Arts and Crafts

No place has more comprehensively embodied traditional Bhutanese arts and crafts than the Dzongs, the imposing monastic fortresses that appear throughout the landscape. Within their massive walls and measured beams are found items ranging from the most basic and functional to ones of spectacular beauty. Particularly striking are the paintings and statues representing important religious figures. Many intricate and colorful illustrations serve as allegories, dramatizing the continuing struggle between good and evil.

Bhutanese art and craft possesses three main interrelated characteristics: it is religious, it is anonymous and it corresponds to a certain uniformity of style. As such, items possess no intrinsic aesthetic function, and are instead interpreted as outward expressions of the holistic Buddhist religion. The distinction between more ornate (what one might consider artistic) forms and more practical applications is therefore somewhat blurred. All craftsmen would be considered artisans (scrupulously following tight traditional conventions) rather than artists (who might place greater emphasis on innovation). The Bhutanese style has over centuries been significantly influenced by Tibetan designs, whilst developing its own definite forms and themes.

The strength and vitality of Bhutan’s traditional Buddhist culture is in clear evidence throughout the land in its arts and crafts. This heritage is seen in both the ancient and the more modern structures, images and artifacts. What is particularly remarkable is the overall sense of regularity, where there appear to exist only superficial differences between the old and the new. Craftsmen maintain age-old techniques to perpetuate a rich artistic tradition. Unlike many places, in Bhutan the arts and crafts on sale are not made specifically for the tourist market, but are widely used by Bhutanese in both daily life and more direct religious practice.

With Bhutan’s entry into the modern world many traditional techniques are coming under threat.
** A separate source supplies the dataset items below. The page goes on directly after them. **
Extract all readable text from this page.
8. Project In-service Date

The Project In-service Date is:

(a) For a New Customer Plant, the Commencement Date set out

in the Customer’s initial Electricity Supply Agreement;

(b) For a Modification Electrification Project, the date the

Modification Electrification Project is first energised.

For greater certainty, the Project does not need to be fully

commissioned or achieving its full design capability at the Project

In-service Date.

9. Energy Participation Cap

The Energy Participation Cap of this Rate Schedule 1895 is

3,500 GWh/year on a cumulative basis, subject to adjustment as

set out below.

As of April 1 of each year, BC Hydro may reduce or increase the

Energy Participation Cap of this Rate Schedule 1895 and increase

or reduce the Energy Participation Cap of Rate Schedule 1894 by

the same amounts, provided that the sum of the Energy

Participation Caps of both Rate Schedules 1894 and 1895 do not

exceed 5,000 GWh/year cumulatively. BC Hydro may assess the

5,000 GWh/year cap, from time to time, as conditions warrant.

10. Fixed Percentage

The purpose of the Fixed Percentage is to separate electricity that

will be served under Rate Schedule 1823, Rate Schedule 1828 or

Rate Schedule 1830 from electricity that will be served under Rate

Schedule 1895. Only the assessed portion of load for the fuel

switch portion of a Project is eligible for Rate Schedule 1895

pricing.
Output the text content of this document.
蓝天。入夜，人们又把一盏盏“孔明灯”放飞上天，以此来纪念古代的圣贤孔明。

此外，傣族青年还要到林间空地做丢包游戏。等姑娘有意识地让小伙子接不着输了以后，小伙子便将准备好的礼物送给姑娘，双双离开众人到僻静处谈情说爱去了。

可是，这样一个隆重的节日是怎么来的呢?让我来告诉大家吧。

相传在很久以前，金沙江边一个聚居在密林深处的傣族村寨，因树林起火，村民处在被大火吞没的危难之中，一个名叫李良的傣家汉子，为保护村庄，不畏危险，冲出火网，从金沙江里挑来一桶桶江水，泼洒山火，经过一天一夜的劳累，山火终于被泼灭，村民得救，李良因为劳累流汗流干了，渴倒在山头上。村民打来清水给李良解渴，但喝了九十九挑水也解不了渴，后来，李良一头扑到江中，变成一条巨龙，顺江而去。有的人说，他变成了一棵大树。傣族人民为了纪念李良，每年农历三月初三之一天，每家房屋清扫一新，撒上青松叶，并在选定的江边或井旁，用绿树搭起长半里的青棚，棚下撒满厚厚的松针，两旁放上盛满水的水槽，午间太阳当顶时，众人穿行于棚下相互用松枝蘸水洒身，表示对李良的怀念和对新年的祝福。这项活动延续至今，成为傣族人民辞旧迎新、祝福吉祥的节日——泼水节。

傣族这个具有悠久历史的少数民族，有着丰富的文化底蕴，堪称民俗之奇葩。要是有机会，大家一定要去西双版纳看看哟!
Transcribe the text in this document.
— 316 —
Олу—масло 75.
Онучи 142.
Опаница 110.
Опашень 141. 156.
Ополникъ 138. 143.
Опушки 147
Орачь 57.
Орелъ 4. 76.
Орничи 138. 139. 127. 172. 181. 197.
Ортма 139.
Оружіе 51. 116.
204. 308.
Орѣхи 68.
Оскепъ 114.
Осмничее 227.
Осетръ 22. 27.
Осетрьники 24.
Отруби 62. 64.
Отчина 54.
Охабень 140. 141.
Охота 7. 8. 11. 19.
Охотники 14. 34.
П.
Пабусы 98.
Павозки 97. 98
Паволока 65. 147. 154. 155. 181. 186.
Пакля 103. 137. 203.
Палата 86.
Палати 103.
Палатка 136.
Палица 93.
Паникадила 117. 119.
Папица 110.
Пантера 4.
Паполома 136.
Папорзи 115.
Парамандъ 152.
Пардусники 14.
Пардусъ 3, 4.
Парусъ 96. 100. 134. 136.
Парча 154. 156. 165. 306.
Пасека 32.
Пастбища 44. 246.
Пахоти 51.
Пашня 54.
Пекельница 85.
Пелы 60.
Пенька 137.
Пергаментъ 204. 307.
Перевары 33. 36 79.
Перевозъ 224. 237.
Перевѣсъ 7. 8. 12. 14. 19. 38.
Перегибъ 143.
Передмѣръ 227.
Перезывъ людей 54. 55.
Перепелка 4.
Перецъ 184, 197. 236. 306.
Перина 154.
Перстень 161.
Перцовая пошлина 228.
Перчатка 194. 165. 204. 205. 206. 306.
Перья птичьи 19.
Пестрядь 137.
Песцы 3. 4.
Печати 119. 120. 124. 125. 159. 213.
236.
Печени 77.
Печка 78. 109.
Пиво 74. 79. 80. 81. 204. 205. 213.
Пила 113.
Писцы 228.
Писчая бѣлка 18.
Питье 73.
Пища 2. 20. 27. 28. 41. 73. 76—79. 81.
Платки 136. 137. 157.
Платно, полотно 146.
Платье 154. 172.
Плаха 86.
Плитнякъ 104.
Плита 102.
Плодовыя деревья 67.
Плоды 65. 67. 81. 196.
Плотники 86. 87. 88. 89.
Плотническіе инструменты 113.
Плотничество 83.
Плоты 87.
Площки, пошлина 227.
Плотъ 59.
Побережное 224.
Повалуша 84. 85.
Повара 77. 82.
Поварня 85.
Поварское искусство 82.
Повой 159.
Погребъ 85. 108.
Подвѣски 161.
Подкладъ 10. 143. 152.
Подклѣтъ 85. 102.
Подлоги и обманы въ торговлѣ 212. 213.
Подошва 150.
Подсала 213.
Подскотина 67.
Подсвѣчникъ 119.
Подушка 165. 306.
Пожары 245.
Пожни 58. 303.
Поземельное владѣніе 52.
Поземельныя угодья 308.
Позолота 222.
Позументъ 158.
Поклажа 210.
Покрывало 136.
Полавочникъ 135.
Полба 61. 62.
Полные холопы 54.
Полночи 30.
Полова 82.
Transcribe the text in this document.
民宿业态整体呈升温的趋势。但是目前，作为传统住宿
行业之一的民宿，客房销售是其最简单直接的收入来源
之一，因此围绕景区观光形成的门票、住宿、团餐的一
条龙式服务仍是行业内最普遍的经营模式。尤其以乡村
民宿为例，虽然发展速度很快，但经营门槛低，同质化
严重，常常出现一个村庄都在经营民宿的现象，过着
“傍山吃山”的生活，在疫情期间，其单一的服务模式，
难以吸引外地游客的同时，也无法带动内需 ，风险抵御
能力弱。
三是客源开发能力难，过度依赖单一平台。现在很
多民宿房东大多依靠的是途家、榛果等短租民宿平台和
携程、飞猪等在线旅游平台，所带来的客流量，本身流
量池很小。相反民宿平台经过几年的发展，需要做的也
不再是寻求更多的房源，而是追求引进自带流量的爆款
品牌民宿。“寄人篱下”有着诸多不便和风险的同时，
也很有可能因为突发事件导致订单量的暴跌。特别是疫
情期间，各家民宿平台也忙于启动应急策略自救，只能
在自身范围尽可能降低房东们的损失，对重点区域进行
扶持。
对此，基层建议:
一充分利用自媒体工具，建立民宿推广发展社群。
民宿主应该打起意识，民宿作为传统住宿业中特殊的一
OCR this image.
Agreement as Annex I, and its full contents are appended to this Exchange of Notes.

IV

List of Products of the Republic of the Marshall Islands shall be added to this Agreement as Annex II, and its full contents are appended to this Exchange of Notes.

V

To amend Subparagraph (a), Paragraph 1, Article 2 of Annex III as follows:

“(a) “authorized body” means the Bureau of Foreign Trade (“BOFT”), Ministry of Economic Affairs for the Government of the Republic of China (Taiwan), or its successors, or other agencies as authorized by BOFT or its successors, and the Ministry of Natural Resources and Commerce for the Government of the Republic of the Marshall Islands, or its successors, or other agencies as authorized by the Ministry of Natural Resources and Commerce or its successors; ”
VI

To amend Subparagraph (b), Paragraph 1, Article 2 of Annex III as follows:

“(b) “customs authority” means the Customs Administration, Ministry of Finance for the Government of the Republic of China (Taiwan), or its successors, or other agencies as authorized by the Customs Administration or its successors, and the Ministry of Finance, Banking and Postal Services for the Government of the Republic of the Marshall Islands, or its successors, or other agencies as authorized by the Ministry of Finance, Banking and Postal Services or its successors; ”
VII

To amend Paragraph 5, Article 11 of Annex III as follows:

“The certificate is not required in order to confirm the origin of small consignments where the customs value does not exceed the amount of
Particularly with regard to the more practical items used in daily life, cheaper foreign imports are gradually substituting for local handicrafts. Moreover, younger Bhutanese are increasingly becoming more interested in pursuing different career paths. With a view to preserving the country’s rich artistic traditions, the Royal Government has begun various initiatives to help promote such methods, which are seen as valuable parts of the country’s heritage.